While Michael continued to gig, Jay came close to walking away from music altogether. “I was smoking two packs of Marlboro a day, drinking too much,” he says. “I’d lost interest.”
He began working for Apple in London. It was a call in 2010 from a friend who had been in an early Gene Loves Jezebel line-up, asking if Jay wanted to sing on a Rolling Stones tribute album, that revived his interest in playing music. Solo gigs and an album with former bandmate Pete Rizzo under the name Ugly Buggs followed, though it would be seven years before the Gene Loves Jezebel name reappeared on an album again. “The landscape has changed so much,” says Jay. “We funded this via Pledge. It’s a long way from half a million dollars on an album or a couple of hundred grand on a video.”
Unsurprisingly, Michael Aston’s name is nowhere near Dance Underwater. Today the brothers’ relationship sits somewhere between non‑existent and outright toxic. Jay accuses Michael of attempting to block his version of the band from playing in the US and Brazil.
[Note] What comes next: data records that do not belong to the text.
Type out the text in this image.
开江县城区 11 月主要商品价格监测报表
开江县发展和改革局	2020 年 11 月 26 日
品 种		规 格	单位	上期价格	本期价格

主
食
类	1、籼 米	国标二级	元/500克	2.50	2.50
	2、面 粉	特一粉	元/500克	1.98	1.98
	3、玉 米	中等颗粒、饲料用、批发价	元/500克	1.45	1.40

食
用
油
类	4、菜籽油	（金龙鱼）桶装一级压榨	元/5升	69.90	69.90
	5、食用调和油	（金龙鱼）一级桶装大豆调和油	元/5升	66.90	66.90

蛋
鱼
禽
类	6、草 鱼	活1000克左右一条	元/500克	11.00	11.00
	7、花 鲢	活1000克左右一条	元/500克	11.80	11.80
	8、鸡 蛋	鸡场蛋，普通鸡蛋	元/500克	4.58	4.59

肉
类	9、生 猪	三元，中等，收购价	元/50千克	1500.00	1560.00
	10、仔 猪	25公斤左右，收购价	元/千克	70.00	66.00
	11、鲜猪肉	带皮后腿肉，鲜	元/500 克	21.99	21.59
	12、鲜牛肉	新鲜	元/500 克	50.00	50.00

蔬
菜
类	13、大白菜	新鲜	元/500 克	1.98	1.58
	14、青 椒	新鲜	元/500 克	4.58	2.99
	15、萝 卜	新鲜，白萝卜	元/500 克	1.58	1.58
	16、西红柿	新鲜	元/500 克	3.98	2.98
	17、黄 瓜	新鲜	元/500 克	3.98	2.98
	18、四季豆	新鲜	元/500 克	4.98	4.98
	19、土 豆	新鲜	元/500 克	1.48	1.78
According to Michael, they haven’t spoken to each other since their father’s funeral almost 10 years ago. Both agree that a reunion is out of the question.
“He’s a manipulative person,“ says Jay. “He’s all out for Michael Aston; he’s not out for anyone else. If he could have done it without me, he quite happily would have. He needed my talent. And the minute he couldn’t exploit me, he’d had enough.”
“Even beyond the lawsuits, it’s the slandering, the lies, the false narratives, the cruelty,” says Michael, who has recently been working on new music with Depeche Mode producer John Fryer. “It’s been mean for no reason.”
Both brothers have made peace with the idea of there being two Gene Loves Jezebels in action, if not with each other. “If you’ve got a twin, you’ve an ally immediately,” Jay says. “It was the both of us against the world. But things happen along the way.”
Dance Underwater by Jay Aston’s Gene Loves Jezebel is out now via Westworld Recordings.